In this study, we also found that SUZ12 could bind to E-cadherin promoter and repress its transcription. Loss of E-cadherin expression is an important hallmark of EMT and a crucial step in the progression of papillomas to invasive carcinomas [30]. Generally, EMT is proposed and supported by many studies that could be a potent mechanism for promoting the detachment of cancer cells from primary tumors [31]. Furthermore, reduced E-cadherin is associated with local invasion, regional metastasis, and reduced survival in gastric cancer and NSCLC [32, 33]. These findings indicated that increased SUZ12 promote gastric cancer cell proliferation and metastasis partly via repressing KLF2 and E-cadherin transcription.
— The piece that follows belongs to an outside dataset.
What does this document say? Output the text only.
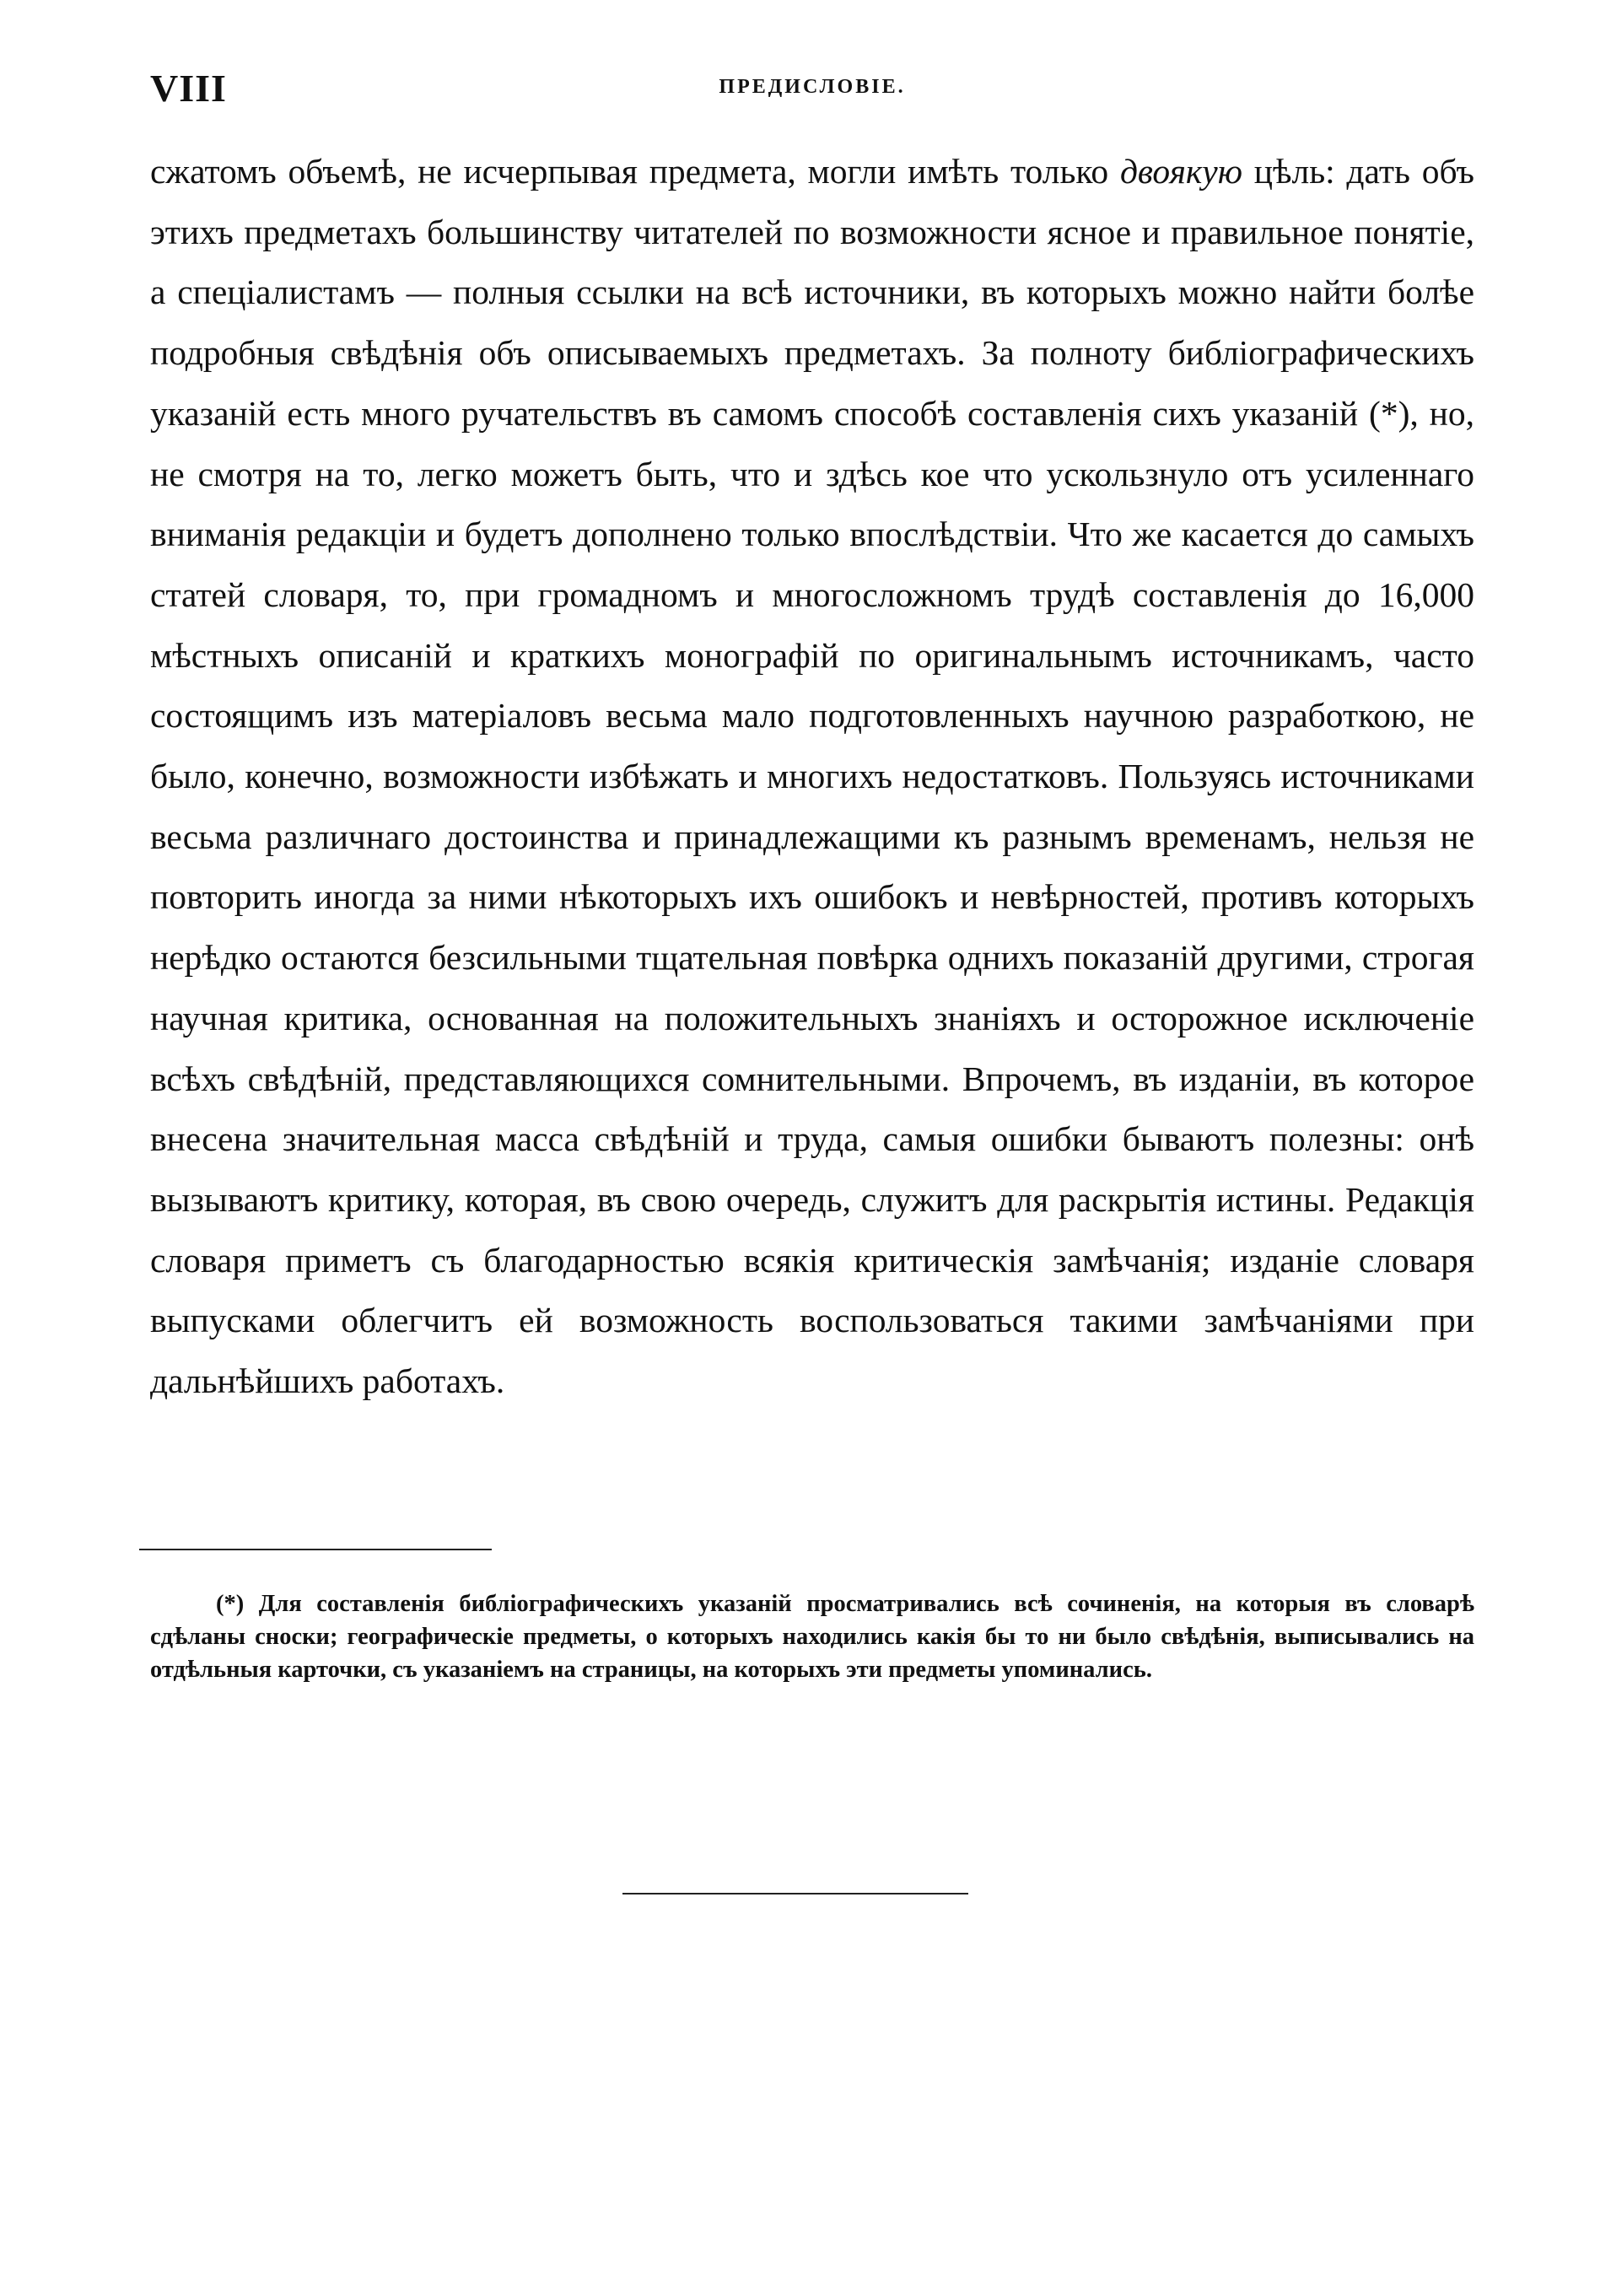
VIII	ПРЕДИСЛОВІЕ.

сжатомъ объемѣ, не исчерпывая предмета, могли имѣть только двоякую цѣль: дать объ этихъ предметахъ большинству читателей по возможности ясное и правильное понятіе, а спеціалистамъ — полныя ссылки на всѣ источники, въ которыхъ можно найти болѣе подробныя свѣдѣнія объ описываемыхъ предметахъ. За полноту библіографическихъ указаній есть много ручательствъ въ самомъ способѣ составленія сихъ указаній (*), но, не смотря на то, легко можетъ быть, что и здѣсь кое что ускользнуло отъ усиленнаго вниманія редакціи и будетъ дополнено только впослѣдствіи. Что же касается до самыхъ статей словаря, то, при громадномъ и многосложномъ трудѣ составленія до 16,000 мѣстныхъ описаній и краткихъ монографій по оригинальнымъ источникамъ, часто состоящимъ изъ матеріаловъ весьма мало подготовленныхъ научною разработкою, не было, конечно, возможности избѣжать и многихъ недостатковъ. Пользуясь источниками весьма различнаго достоинства и принадлежащими къ разнымъ временамъ, нельзя не повторить иногда за ними нѣкоторыхъ ихъ ошибокъ и невѣрностей, противъ которыхъ нерѣдко остаются безсильными тщательная повѣрка однихъ показаній другими, строгая научная критика, основанная на положительныхъ знаніяхъ и осторожное исключеніе всѣхъ свѣдѣній, представляющихся сомнительными. Впрочемъ, въ изданіи, въ которое внесена значительная масса свѣдѣній и труда, самыя ошибки бываютъ полезны: онѣ вызываютъ критику, которая, въ свою очередь, служитъ для раскрытія истины. Редакція словаря приметъ съ благодарностью всякія критическія замѣчанія; изданіе словаря выпусками облегчитъ ей возможность воспользоваться такими замѣчаніями при дальнѣйшихъ работахъ.

(*) Для составленія библіографическихъ указаній просматривались всѣ сочиненія, на которыя въ словарѣ сдѣланы сноски; географическіе предметы, о которыхъ находились какія бы то ни было свѣдѣнія, выписывались на отдѣльныя карточки, съ указаніемъ на страницы, на которыхъ эти предметы упоминались.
In summary, the expression of SUZ12 was significantly increased in gastric cancer tissues, suggesting that its upregulation may be a negative prognostic factor for gastric cancer patients, and indicative of poor survival rates and a higher risk for cancer metastasis. We showed that SUZ12 possibly regulates the proliferation and metastatic ability of gastric cancer cells, partially through regulation of KLF2 and E-cadherin. Our findings further the understanding of gastric cancer pathogenesis and development and facilitate the development of diagnostics and therapeutics against cancers.